Crisis Pictures

Crisis Pictures is a non-commercial organization dedicated to building awareness of global crisis areas through pictures. Our goal is to make distant events personal by showing real people living through them.

Zap! Pow! Oops!

mmm... taser!In what’s the only reasonable course of action, the company that produces the taser (Taser International) has decided to make a civilian-issue model.

Which, when you really think about it, is only reasonable. But only if you put too much effort into the thought and neglect common sense. Despite the lingering questions (and lawsuits), Taser officials (scientists? henchmen?) decided it would be a Good Idea to give the X26c more juice. Specifically, the “civilian” version gives the unfortunate target bursts of electricity for 30 seconds, vs. the 5 second bursts of the police-issue model.

Better yet, the new taser doesn’t count as a weapon and can be carried—and concealed—without a permit in 43 states!

Like they say: kill ’em all, and let the market sort them out.

Note: the taser pictured is not the X26.

(St. Petersburg Times: “Taser sales to public worry officers,” by Shannon Colavecchio-Van Sickler [March 5, 2005]; “Citizen Taser X26c product page” ; “USA: Excessive and Lethal Force?” Amnesty International)

Self-esteem as beer

People with high self-esteem claim they are more likable, attractive and have better relationships than others, but these advantages exist mainly in their own minds, the researchers found.

(FSU.com: “FSU study finds self-esteem programs don’t work,” by Jill Elish; originally via Political Animal)

The thoughtful cow worries

Once they were a byword for mindless docility. But cows have a secret mental life in which they bear grudges, nurture friendships and become excited over intellectual challenges, scientists have found.

Cows are also capable of feeling strong emotions such as pain, fear and even anxiety—they worry about the future. But if farmers provide the right conditions, they can also feel great happiness.

(Sunday Times: “The secret life of moody cows,” by Jonathan Leake [Feb 27, 2005])

Sleeping in Airports

It’s a little rough around the edges, and probably not something you’ll want to plan your trip around, but the appropriately titled “Budget Traveler’s Guide to Sleeping in Airports” has some handy information.

On Evil

What is evil? Is it something in all of us, or is it limited to the most extreme criminals? These and other questions about “evil” are brought up in a NYT article, but to no avail.

(In fairness, evil is relatively hard to unpack in a three-page article. You’ve got your psychiatrists on one side saying, yes, evil is a useful concept, versus on the other side saying “When you start talking about evil, psychiatrists don’t know anything more about it than anyone else.
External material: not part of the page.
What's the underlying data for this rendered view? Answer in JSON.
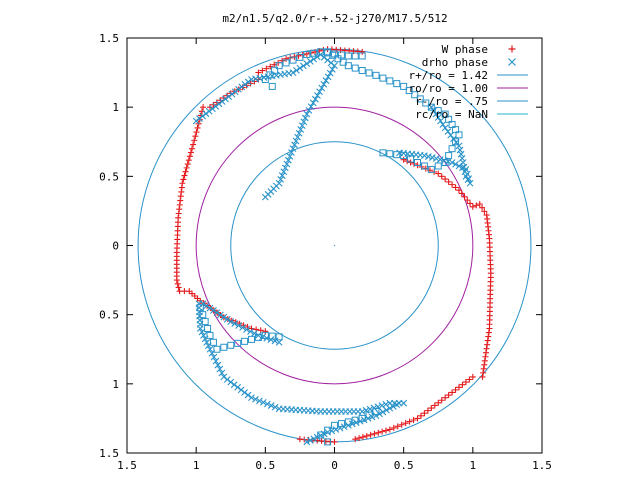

Our opinions might carry more weight, under the patina or authority of the profession, but the point is, you can call someone evil and so can I. So what? What does it add?”)

At any rate, it’s an interesting article, and one you ought to read if evil is a concept you find perplexing.

(NYT: “For the worst of us, the diagnosis may be evil,” by Benedict Carey [Feb 8, 2005])

Killer Cars

Not that this should necessarily come as news, but:

The [Heart and Stroke] foundation’s first study of urban versus non-urban living shows that car-dependent Canadians are more sedentary and at increased risk of being overweight or obese.

(via CBC News: “Cars killing suburban dwellers, heart foundation says” [February 10, 2004])

The price of death

Last week, buried at the bottom of a press release on various management changes, funeral services giant Service Corp. International (SRV) noted that its vice chairman, B.D. Hunter, planned to step down, but would remain on as a consultant. What wasn’t included in the press release (but was in the 8-K the company filed on Tuesday) was just how much Hunter will be paid: $91,667 a month in exchange for devoting “substantially his full time to the business of the company” (whatever that means).

(via footnoted.org)

Of books and movies

The Panopticist has an annotation of the first page of DeLillo’s White Noise which, if it’s the sort of thing you’re in to, is interesting.

If not, maybe you’d rather edit your own Psycho shower scene. Yes, the one from the movie. Create your own masterpiece, using the original footage. “All you need is Flash.”

Or combine the literary with the visual in Italo Calvino Vladmasters: a set of Viewmaster-type wheels of images drawn from Calvino’s Invisible Cities.

Erratic posting

Did you notice? My apologies. The clocklike rigidity of days past is not likely to return for a while. Eh. You’re probably not missing anything.

(Also, whether you like it or not, this “new” site design will eventually be changed to reflect the older scheme. It just hasn’t happened yet.)